Me acerco a él y pego mis labios a los suyos, le beso y él cierra la boca, insisto, pero no se inmuta. Me siento triste y me da la mano, su calor traspasa mi piel y aunque no lo entiendo percibo que lo hace por mí.

–Lo siento, pero no estás habituada a esta realidad, hay que ir despacio, si no, cabe la posibilidad de que no quieras volver a verme. Así, siempre me tendrás como amigo.

–¿Y si en lugar de llegar yo al taller hubiera llegado otra? ¿Estaría ella aquí?

–Las cosas no funcionan de ese modo, todo está previsto…

–¿Y mi libertad? Porque pude decidir no asistir al taller.

–…O haberte borrado en la primera clase; cualquier día me dirás que te vas.

–Nunca te dejaré, Porfirio –me tumbo bocarriba y veo el cielo verde a través de una enorme ventana que ocupa todo el techo.

–Esa ventana es como una televisión, ahí puedes ver lo que sucede en la Vía Láctea –ladea la cabeza y en la pantalla aparecen imágenes del sistema solar, me sonríe, me acerca otro canapé, sabe a marisco– ¿Te apetece ver qué ocurre en la Tierra en este momento? ¿O prefieres un hecho del pasado?

–¿Se puede ver el pasado?

–Y las probabilidades de futuro, pero se puede cambiar.

–¿Podéis ver la Historia? –asiente– Entonces, ¿nos tenéis controlados?

–Respetamos vuestras decisiones, y no nos inmiscuimos, no os causamos ningún daño, excepto para defendernos. Tampoco os dominamos, solo sugerimos, no imponemos nuestra voluntad a nadie.

–Háblame del futuro, ¿sabes qué pasará en la Tierra en el siglo XXI?

–El secreto 3666. Los draconianos lo conocen y tratan de ocultarlo, juegan al pastor mentiroso, así cuando llegue el momento, nadie lo creerá.

–Me tienes en ascuas. ¿qué es lo que nos ocultan?

–Ya te lo diré Adriana, ahora no puedo.

–¿Y tú como sabes tantas cosas?

–La mente puede conectarse a la biblioteca universal, en la que todo está registrado como en una enciclopedia.

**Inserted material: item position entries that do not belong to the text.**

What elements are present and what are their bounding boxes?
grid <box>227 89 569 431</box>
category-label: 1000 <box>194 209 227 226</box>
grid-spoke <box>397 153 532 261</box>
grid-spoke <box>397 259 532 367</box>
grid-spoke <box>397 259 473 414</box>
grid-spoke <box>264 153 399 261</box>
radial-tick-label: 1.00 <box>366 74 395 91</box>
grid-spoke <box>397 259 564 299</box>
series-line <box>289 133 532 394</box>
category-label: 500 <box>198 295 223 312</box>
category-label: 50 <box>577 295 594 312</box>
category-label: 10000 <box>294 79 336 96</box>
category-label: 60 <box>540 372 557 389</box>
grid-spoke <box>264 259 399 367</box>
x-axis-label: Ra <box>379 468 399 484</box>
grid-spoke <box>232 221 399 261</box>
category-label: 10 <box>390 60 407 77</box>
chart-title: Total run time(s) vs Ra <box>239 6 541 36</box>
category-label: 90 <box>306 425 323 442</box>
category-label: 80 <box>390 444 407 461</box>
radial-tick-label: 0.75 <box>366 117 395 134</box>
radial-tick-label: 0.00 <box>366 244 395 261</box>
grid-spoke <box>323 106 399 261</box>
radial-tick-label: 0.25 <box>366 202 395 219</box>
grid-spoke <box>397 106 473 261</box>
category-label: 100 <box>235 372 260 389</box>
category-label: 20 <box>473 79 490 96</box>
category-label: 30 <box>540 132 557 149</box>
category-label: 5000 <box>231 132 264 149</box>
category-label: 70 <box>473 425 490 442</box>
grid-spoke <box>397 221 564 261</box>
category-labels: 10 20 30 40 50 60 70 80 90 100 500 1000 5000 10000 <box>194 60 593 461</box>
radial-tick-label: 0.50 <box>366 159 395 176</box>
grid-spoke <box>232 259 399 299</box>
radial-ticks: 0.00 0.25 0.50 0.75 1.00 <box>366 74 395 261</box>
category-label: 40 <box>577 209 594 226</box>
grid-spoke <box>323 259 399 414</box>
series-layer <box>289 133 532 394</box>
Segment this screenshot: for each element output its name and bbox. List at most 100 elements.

Se hace tarde...

–Pero aquí no existe el tiempo...

–Una vez lo hubo...

–¿Desde cuándo no hay tiempo?

–Hace millones de años de la Tierra.

–¡Pero entonces aún no existía el hombre!

–Tenemos más cosas en común con vosotros que con mis antepasados; las evoluciones de tu raza y la mía, nos han acercado, solo os llevamos unos millones de años de ventaja de desarrollo. ¿Te molesta que no sea como tú?

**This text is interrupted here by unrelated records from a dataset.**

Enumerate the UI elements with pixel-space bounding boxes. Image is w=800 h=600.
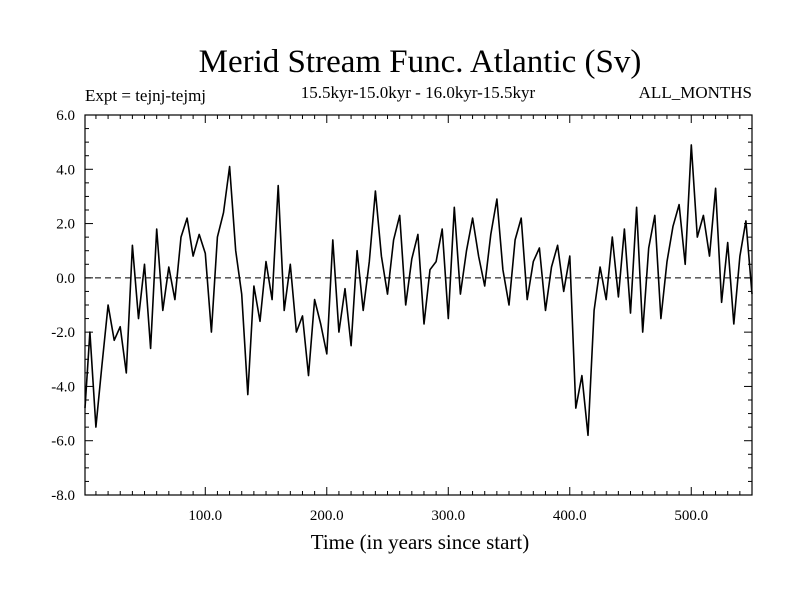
y-tick-label: -8.0 [51, 488, 75, 504]
x-tick-label: 300.0 [431, 508, 465, 524]
chart-title: Merid Stream Func. Atlantic (Sv) [199, 44, 642, 80]
experiment-label: Expt = tejnj-tejmj [85, 86, 206, 105]
chart-canvas: Merid Stream Func. Atlantic (Sv) 15.5kyr… [0, 0, 800, 600]
chart-subtitle: 15.5kyr-15.0kyr - 16.0kyr-15.5kyr [301, 83, 536, 102]
plot-frame [85, 115, 752, 495]
series-layer [85, 145, 752, 435]
y-tick-label: -4.0 [51, 379, 75, 395]
x-tick-label: 100.0 [188, 508, 222, 524]
y-axis: -8.0 -6.0 -4.0 -2.0 0.0 2.0 4.0 6.0 [51, 108, 752, 504]
y-tick-label: 4.0 [56, 162, 75, 178]
x-axis-label: Time (in years since start) [311, 530, 530, 554]
x-tick-label: 200.0 [310, 508, 344, 524]
y-tick-label: 0.0 [56, 271, 75, 287]
series-line [85, 145, 752, 435]
x-tick-label: 500.0 [674, 508, 708, 524]
months-label: ALL_MONTHS [639, 83, 752, 102]
y-tick-label: 2.0 [56, 217, 75, 233]
y-tick-label: -6.0 [51, 434, 75, 450]
y-tick-label: -2.0 [51, 325, 75, 341]
x-tick-label: 400.0 [553, 508, 587, 524]
y-tick-label: 6.0 [56, 108, 75, 124]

–Me siento en la gloria, seas lo que seas, creo que he tenido una gran suerte con haberte conocido –clava un codo en el suelo y apoya una mejilla en una mano, me mira fijamente a los ojos.

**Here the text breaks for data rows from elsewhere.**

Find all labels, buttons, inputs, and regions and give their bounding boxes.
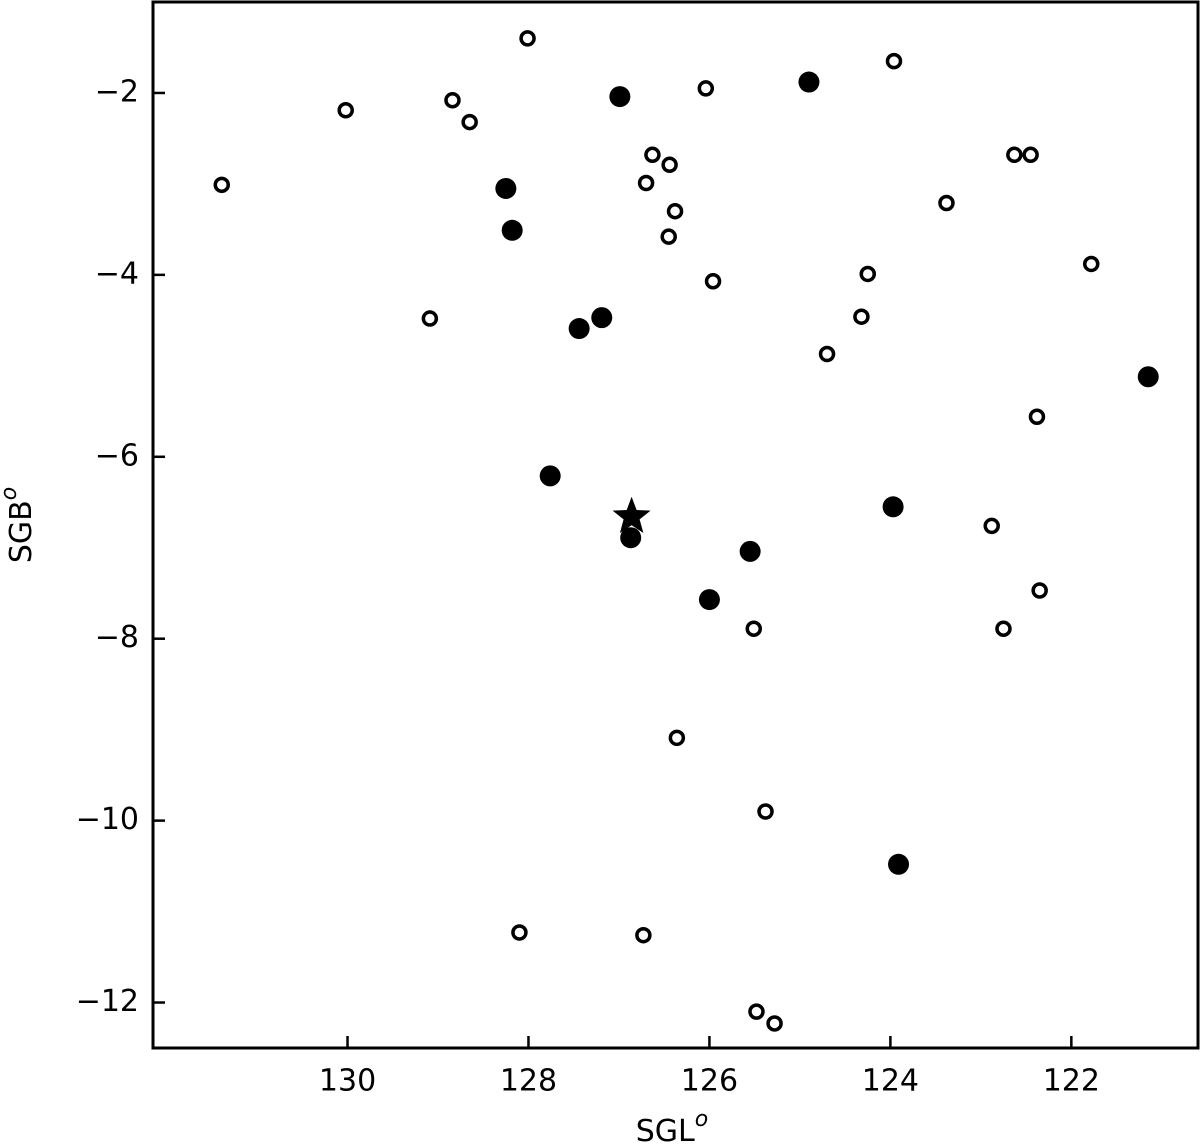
- plot-frame: [151, 0, 1200, 1050]
- open-point: [1028, 408, 1046, 426]
- y-axis-label: SGBo: [0, 487, 39, 563]
- open-point: [444, 91, 461, 109]
- open-point: [859, 265, 877, 283]
- open-point: [938, 194, 955, 212]
- y-label-sup: o: [0, 487, 22, 500]
- open-point: [519, 30, 536, 47]
- filled-point: [739, 540, 761, 562]
- open-point: [1082, 255, 1100, 273]
- open-point: [748, 1003, 765, 1020]
- filled-point: [620, 527, 642, 549]
- open-point: [745, 620, 763, 637]
- open-point: [660, 228, 677, 245]
- x-axis-label: SGLo: [636, 1107, 708, 1147]
- open-point: [666, 202, 684, 220]
- open-point: [1031, 582, 1048, 599]
- x-label-text: SGL: [636, 1114, 695, 1147]
- filled-point: [501, 219, 523, 241]
- y-tick-label: −6: [95, 438, 139, 473]
- open-point: [766, 1015, 783, 1032]
- filled-point: [591, 307, 613, 329]
- open-point: [661, 156, 678, 174]
- filled-point: [798, 71, 820, 93]
- open-point: [337, 101, 354, 119]
- filled-point: [609, 86, 631, 108]
- open-point: [644, 146, 661, 164]
- open-point: [704, 272, 722, 290]
- open-point: [885, 52, 903, 70]
- x-tick-label: 128: [500, 1064, 557, 1099]
- open-point: [757, 803, 774, 820]
- open-point: [213, 176, 231, 194]
- y-tick-label: −12: [76, 984, 139, 1019]
- open-point: [635, 926, 652, 944]
- filled-point: [888, 853, 910, 875]
- filled-point: [882, 496, 904, 518]
- filled-point: [698, 589, 720, 611]
- x-tick-label: 124: [862, 1064, 919, 1099]
- open-point: [421, 310, 439, 327]
- y-tick-label: −4: [95, 256, 139, 291]
- star-point: [612, 496, 651, 533]
- y-tick-label: −2: [95, 74, 139, 109]
- open-point: [818, 345, 836, 363]
- filled-point: [495, 177, 517, 199]
- open-point: [1006, 146, 1023, 164]
- x-tick-label: 130: [319, 1064, 376, 1099]
- x-tick-label: 122: [1043, 1064, 1100, 1099]
- open-point: [853, 308, 870, 325]
- x-tick-label: 126: [681, 1064, 738, 1099]
- filled-point: [539, 465, 561, 487]
- open-point: [1022, 146, 1039, 164]
- x-label-sup: o: [695, 1107, 708, 1132]
- open-point: [637, 174, 655, 192]
- y-tick-label: −10: [76, 802, 139, 837]
- open-point: [697, 80, 715, 97]
- open-point: [511, 924, 528, 941]
- open-point: [995, 620, 1012, 637]
- open-point: [461, 113, 478, 131]
- open-point: [983, 517, 1000, 535]
- y-label-text: SGB: [4, 500, 39, 563]
- filled-point: [568, 318, 590, 340]
- y-tick-label: −8: [95, 620, 139, 655]
- open-point: [668, 729, 686, 747]
- filled-point: [1137, 366, 1159, 388]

–Te tengo en mi cabeza, de una forma que ni te imaginas, eres como una obsesión, pienso en ti a cada instante. La primera vez que te vi fue aquí... –me besa en la frente, señala el centro de la sala y me dice que no me asuste que vamos a ver una televisión tridimensional. Un punto de luz va aumentando de tamaño hasta ocupar casi todo el espacio. La cámara enfoca los pasillos de una clínica y entra en una habitación. Un hombre esbelto, vestido de militar americano, mece a un bebé, y en la cama hay una joven que se parece a mi madre, está llorando. El hombre deja al bebé en la cuna y se sienta en la cama al lado de ella, y le acaricia las manos. Estoy muy emocionada. El hombre dice que cuando vuelva de Vietnam se casarán. Mi madre llora. Y yo también.

–Ahí, tienes a tus padres, y a ti, el 30 de enero de 1968, el día que naciste.

–Creí que nunca conocería a mi padre, es increíble. Nunca volvió del Vietnam... Y mi madre, pobrecita...

Porfirio cierra los ojos y se apaga la imagen.